O imperialismo baseia-se na desigualdade, no uso do poder econômico pelos capitalistas, apoiado, se necessário, pelo poder militar do Estado, para explorar os países mais fracos. Em termos econômicos básicos, trata-se da transferência de riqueza dos pobres para os ricos. Para cada dólar investido pelos capitalistas no Terceiro Mundo, mais de um dólar retorna na forma de lucros repatriados, royalties, pagamento de dívidas, juros e assim por diante.
Nos últimos anos, porém, essa noção de imperialismo tornou-se clichê e ultrapassada. O capitalismo é retratado como uma força libertadora que, tendo derrotado o comunismo, libertará o mundo. O modelo social e econômico a ser seguido pelas nações pobres é o do livre mercado capitalista avançado, aliado à social-democracia.
Por trás de toda essa propaganda em torno do livre mercado, não encontramos nada além de uma cortina de fumaça criada para encobrir o fato de que os ricos continuam ficando mais ricos e os pobres, mais pobres.
conceito-chave
Um dos conceitos-chave desta nova ordem mundial pós-comunista é o mercado global, que literalmente mudou a forma como vemos o mundo. Ele anulou o conceito de imperialismo. Os estados ricos não exploram mais os pobres, pois argumenta-se que o mercado global tornou o Estado-nação redundante. Em vez disso, existe um novo mundo de empresas individuais competindo em igualdade de condições num vasto mercado. São as forças autorreguladoras do mercado que impulsionam a economia global, e não os governos — que são cada vez mais retratados como impotentes.
O mercado global é crucial para a reabilitação do capitalismo, garantindo que os países pobres possam agora competir em igualdade de condições com os ricos. Além disso, ser pobre nesta nova era tem suas vantagens. Proporciona a vantagem competitiva de custos de mão de obra mais baixos. Livre do controle humano, o capitalismo desenfreado pode inundar os países subdesenvolvidos, atraído pela perspectiva de maiores retornos, e, ao fazê-lo, começa a eliminar a pobreza mundial.

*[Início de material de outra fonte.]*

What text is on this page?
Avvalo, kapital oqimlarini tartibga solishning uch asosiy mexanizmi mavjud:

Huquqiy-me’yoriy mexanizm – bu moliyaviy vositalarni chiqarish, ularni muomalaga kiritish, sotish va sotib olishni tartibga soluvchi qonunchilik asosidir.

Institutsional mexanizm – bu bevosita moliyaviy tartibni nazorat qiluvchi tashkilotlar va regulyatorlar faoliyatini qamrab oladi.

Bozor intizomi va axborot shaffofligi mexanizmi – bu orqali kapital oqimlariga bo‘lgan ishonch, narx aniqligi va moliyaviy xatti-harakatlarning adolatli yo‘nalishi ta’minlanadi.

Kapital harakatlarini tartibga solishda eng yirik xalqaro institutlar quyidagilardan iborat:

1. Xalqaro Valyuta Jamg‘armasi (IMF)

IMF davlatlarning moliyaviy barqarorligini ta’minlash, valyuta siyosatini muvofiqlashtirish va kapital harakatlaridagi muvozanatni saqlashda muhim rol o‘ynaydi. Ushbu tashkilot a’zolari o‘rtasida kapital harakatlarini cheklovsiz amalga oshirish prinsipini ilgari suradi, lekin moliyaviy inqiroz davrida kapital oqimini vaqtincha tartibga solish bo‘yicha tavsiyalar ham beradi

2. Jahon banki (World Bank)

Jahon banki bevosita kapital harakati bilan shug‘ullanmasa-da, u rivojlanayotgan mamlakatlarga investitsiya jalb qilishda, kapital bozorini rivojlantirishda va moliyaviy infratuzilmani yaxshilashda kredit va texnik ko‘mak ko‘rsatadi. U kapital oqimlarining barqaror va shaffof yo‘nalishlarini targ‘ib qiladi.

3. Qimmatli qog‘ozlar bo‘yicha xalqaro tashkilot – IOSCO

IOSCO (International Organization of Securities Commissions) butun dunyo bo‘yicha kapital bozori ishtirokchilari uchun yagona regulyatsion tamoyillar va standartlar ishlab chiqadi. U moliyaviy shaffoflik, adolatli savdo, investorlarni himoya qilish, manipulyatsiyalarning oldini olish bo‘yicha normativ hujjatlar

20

À medida que o capital flui para o mundo subdesenvolvido, os salários aumentarão e o mercado de trabalho se tornará mais competitivo. Essa relocalização capitalista continuará até que os custos de mão de obra se igualem em todo o mundo. Somente então o incentivo à relocalização desaparecerá. Isso está em consonância com os princípios básicos da teoria do livre mercado. A concorrência leva as empresas a produzir bens ao menor custo possível. Consequentemente, elas aproveitarão os custos de mão de obra mais baixos no mundo subdesenvolvido. A afirmação do livre mercado de que o capitalismo pode fazer o uso mais eficiente dos escassos recursos mundiais depende desse princípio de que ele sempre produzirá ao menor custo possível.
Faça como dizemos.
O FMI e o Banco Mundial operam em consonância com essa ortodoxia do livre mercado. Para que o mercado global seja eficiente, as barreiras que impedem o avanço do capitalismo devem ser eliminadas. Consequentemente, eles impuseram programas de reestruturação na África, na América Latina e, nos últimos anos, na Ásia. Isso envolveu privatizações, cortes nos gastos públicos, liberalização das finanças e do comércio e a abertura da indústria nacional à concorrência estrangeira, tudo em troca de ajuda.

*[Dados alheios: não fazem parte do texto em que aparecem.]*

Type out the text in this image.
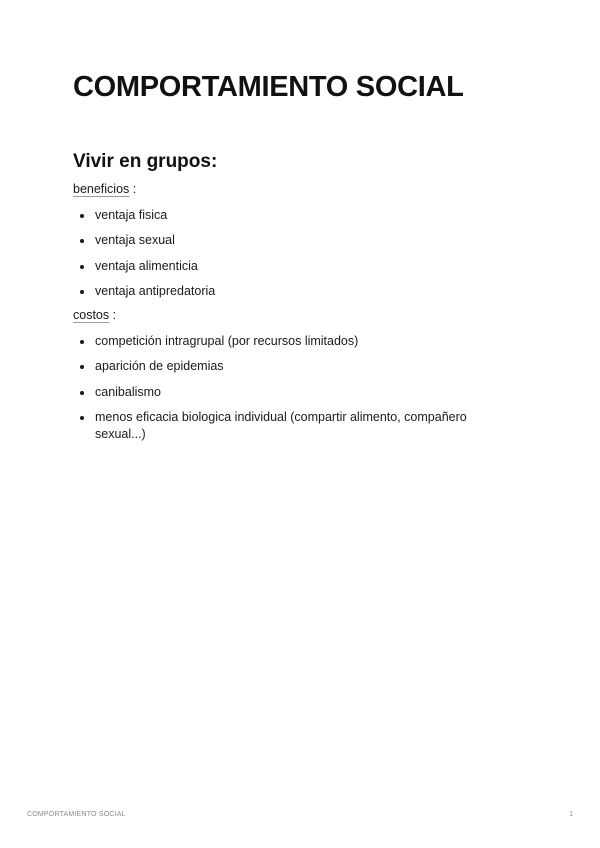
COMPORTAMIENTO SOCIAL
Vivir en grupos:

beneficios :

ventaja fisica
ventaja sexual
ventaja alimenticia
ventaja antipredatoria

costos :

competición intragrupal (por recursos limitados)
aparición de epidemias
canibalismo
menos eficacia biologica individual (compartir alimento, compañero sexual...)
COMPORTAMIENTO SOCIAL	1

Mas será que essa nova ordem mundial vai funcionar? Estaremos caminhando para uma utopia social-democrata onde as forças de mercado erradicarão a desigualdade entre nações ricas e pobres? Não exatamente. A verdade é que a teoria do livre mercado pouco se assemelha à realidade. Fundamentalmente, ela omite o fator humano, reduzindo o mercado a fórmulas matemáticas que não levam em conta o comportamento humano. Na realidade, a economia é política; ela não opera segundo leis econômicas, mas sim por meio de decisões humanas. Sendo assim, quem toma a decisão e com que finalidade importa muito mais do que as leis da oferta e da demanda, como veremos.
caixa eletrônico
Antes de analisarmos como o comportamento humano molda a atividade econômica, podemos também questionar a tese do mercado global com base em fundamentos puramente econômicos. O argumento de que a perspectiva de custos mais baixos devido à mão de obra mais barata forçará a indústria a se realocar é falho. Ele pressupõe que o custo da mão de obra seja o fator mais importante na determinação dos custos totais. No entanto, em uma economia avançada, o nível de tecnologia é muito mais importante.
Isso é facilmente comprovado. Os níveis salariais nos EUA são muito mais altos do que na América Latina. No entanto, os níveis de produtividade latino-americanos representam apenas 30% dos dos EUA. A diferença de 70% reflete a defasagem tecnológica. Quando o fator tecnológico é considerado, a ideia de que os países pobres têm vantagem competitiva no mercado global logo se desfaz. Como os níveis tecnológicos são cruciais para determinar o lucro, as empresas se instalarão onde houver maior probabilidade de avanço tecnológico. A tese do mercado global espera que acreditemos que as multinacionais abandonarão a vasta base científica dos países ricos em favor do subdesenvolvimento científico das nações mais pobres.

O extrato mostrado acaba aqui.